BLOOMINGTON – The president of the Illinois Fertilizer and Chemical Association senses optimism on the ag retail side of things.
“I think their pre-pay seasons for the 2020 crop year were good,” said Jean Payne. “We had a pretty decent fall fertilizer season for both dry fertilizer and ammonia.”
Payne believes the industry is in a good position from a supply standpoint. We have not seen much of an impact yet on the China situation curtailing imports of generic chemicals that are used in blending here in the U.S.
“The nice thing about the ag industry is we are always ready for spring six months before spring with inventories of inputs for the farmer.”

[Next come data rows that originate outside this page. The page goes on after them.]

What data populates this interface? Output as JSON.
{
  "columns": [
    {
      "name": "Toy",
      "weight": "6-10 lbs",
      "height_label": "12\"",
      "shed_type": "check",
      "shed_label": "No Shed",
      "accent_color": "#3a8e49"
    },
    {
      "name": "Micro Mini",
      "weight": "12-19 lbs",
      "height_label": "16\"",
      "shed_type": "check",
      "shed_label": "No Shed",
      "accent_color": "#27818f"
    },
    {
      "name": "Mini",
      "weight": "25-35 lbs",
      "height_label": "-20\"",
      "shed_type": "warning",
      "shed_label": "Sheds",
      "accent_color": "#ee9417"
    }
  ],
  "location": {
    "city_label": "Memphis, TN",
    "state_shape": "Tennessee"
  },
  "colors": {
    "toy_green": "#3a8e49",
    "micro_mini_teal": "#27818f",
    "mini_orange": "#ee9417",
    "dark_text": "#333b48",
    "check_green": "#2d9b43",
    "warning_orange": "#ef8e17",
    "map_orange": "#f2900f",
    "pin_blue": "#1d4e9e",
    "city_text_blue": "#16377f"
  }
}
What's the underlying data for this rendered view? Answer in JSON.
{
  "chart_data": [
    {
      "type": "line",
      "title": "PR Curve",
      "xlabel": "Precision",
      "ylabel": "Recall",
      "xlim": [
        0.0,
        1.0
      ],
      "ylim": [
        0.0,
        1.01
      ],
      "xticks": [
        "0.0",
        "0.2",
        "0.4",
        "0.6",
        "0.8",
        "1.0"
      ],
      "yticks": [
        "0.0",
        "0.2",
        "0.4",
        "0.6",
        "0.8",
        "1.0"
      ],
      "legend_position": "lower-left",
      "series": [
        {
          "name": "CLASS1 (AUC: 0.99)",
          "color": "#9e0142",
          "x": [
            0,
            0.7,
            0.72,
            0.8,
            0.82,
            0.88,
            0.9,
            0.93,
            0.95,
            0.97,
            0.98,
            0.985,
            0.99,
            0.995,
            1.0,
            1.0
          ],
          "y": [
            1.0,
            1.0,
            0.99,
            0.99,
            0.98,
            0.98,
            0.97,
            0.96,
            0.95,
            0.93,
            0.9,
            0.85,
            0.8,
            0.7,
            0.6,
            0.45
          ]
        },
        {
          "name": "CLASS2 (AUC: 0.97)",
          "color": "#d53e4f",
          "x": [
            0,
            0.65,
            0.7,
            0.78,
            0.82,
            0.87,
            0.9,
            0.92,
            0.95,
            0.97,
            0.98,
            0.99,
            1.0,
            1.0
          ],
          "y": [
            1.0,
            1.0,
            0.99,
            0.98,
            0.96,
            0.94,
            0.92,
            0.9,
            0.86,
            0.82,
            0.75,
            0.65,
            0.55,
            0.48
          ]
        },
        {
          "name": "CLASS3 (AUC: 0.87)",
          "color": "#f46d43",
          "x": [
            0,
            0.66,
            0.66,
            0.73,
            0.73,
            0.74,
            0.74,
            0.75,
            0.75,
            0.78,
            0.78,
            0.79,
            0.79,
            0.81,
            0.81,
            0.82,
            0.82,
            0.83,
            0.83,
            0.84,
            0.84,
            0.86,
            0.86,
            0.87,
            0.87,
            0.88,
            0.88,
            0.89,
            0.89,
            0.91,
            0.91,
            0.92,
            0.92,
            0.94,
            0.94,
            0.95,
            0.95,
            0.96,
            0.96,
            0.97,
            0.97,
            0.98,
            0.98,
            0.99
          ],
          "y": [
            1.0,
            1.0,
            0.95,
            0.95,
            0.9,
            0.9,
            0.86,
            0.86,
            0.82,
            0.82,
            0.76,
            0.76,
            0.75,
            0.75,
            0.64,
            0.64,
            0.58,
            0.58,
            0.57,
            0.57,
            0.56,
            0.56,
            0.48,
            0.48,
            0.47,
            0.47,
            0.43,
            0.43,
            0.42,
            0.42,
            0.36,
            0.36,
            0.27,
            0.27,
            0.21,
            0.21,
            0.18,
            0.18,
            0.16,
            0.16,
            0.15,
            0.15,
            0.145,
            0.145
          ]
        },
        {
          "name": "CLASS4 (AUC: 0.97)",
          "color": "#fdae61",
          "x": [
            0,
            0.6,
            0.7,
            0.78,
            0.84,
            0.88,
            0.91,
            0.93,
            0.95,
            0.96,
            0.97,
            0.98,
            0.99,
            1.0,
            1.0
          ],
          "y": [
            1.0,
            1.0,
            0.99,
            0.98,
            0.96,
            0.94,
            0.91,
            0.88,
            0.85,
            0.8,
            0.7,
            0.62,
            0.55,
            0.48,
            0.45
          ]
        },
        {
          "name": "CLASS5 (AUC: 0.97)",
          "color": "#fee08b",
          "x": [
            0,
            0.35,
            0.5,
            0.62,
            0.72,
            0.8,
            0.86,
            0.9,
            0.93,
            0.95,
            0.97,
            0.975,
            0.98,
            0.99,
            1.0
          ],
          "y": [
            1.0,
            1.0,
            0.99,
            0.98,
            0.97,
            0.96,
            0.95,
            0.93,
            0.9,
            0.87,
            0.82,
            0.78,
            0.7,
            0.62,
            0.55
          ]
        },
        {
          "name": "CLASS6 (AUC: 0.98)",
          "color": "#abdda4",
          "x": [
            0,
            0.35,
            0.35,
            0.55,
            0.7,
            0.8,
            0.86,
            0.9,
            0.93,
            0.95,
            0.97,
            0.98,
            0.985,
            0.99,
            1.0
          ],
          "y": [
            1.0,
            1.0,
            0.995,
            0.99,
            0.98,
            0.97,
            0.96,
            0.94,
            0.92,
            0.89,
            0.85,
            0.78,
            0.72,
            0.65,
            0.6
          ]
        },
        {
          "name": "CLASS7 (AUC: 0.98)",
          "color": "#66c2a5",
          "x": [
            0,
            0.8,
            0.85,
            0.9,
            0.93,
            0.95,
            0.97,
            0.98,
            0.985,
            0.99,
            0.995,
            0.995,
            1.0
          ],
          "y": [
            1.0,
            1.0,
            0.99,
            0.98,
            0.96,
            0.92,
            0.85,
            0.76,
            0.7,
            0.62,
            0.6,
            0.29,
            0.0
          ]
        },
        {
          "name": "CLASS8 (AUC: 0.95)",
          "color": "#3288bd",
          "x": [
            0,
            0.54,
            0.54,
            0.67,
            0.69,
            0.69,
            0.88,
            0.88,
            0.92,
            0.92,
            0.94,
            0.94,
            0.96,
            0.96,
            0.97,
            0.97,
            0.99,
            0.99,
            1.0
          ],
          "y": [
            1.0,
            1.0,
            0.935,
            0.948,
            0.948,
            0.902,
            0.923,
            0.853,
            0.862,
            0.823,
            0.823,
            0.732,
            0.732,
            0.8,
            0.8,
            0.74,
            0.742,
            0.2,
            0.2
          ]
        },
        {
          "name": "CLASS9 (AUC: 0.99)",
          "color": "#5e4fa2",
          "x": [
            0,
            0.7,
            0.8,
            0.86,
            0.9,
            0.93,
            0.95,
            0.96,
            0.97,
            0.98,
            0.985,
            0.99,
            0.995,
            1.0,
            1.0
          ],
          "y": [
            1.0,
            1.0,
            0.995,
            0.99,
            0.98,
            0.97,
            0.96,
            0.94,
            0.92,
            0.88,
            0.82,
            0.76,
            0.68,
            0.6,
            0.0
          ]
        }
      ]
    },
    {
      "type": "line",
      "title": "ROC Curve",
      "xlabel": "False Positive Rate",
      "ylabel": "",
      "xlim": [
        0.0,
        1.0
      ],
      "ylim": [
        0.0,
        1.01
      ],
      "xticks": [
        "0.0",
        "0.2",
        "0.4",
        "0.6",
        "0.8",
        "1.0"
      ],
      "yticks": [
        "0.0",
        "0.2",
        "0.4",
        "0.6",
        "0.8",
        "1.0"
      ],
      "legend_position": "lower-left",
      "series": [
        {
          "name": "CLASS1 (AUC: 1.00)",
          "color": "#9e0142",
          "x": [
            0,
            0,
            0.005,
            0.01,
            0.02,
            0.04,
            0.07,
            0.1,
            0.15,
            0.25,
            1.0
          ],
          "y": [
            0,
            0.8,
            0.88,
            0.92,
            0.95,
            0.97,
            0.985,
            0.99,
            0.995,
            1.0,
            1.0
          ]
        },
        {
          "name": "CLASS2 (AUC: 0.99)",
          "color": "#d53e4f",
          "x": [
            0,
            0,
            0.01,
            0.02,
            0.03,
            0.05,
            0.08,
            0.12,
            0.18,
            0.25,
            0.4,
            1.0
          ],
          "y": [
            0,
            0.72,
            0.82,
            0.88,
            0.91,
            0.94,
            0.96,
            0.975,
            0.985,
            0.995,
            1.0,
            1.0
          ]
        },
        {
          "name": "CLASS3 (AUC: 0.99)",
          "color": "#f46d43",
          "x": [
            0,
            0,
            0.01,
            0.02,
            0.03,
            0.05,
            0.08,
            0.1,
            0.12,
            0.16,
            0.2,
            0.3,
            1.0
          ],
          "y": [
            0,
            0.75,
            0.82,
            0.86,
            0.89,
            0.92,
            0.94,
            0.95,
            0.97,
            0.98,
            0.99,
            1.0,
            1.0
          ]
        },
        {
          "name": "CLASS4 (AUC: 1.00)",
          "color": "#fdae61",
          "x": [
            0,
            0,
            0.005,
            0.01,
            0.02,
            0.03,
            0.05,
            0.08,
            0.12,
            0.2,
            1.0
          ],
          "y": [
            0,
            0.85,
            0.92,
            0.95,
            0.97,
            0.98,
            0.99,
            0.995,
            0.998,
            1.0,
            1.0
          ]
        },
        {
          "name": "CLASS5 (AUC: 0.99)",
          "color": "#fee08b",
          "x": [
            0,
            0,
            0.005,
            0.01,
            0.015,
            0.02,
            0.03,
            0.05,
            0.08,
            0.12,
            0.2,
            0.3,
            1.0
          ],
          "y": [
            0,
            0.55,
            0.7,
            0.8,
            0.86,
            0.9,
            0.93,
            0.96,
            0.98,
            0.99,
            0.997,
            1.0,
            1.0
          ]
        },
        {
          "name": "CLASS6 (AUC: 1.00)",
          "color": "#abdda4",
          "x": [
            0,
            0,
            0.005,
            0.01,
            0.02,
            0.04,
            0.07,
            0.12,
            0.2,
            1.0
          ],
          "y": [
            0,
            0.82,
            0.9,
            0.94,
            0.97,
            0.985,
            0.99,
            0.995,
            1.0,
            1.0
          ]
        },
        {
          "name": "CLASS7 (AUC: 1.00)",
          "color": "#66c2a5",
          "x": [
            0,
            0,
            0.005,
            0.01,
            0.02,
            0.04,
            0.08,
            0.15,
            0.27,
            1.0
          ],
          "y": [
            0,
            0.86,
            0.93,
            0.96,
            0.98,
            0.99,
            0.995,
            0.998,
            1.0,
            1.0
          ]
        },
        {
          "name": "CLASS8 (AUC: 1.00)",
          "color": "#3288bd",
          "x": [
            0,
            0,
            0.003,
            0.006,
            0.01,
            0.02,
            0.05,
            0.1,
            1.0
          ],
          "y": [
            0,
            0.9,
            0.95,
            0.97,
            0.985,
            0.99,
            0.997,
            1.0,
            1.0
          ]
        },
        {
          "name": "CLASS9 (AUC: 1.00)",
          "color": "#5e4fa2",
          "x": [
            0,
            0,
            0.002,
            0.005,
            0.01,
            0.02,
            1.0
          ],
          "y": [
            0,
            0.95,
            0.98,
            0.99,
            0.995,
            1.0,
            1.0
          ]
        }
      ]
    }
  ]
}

Once growers get through the initial spring rush, the re-supply period is critical, which includes side dress and post emergence crop protection products.
“I think everybody is cautiously optimistic about the 2020 year,” said Payne.
Payne anticipates increased interest in the use of new Enlist technology which allows for 2,4-D to be sprayed over the top of traited soybeans. Other technologies out there include Xtend, Liberty and non-GMO. This means there could be nine million acres of soybeans that don’t all “play nice together.”
“Whether you are a farmer or commercial applicator, continued attention to identifying the fields that are around whatever technology you are spraying is going to be so important,” Payne added.
The U.S. E.P.A. is expected to decide in August or September if dicamba use will be allowed on soybeans going forward in 2021. The future of the ag chemical technology is uncertain if we still have issues with it this season. Since there is so much at stake, Payne recommends taking the extra time and doing all you can to protect and co-exist with your neighbors.
“We really need to steward these weed technologies if we want to keep them in the tool box,” explained Payne.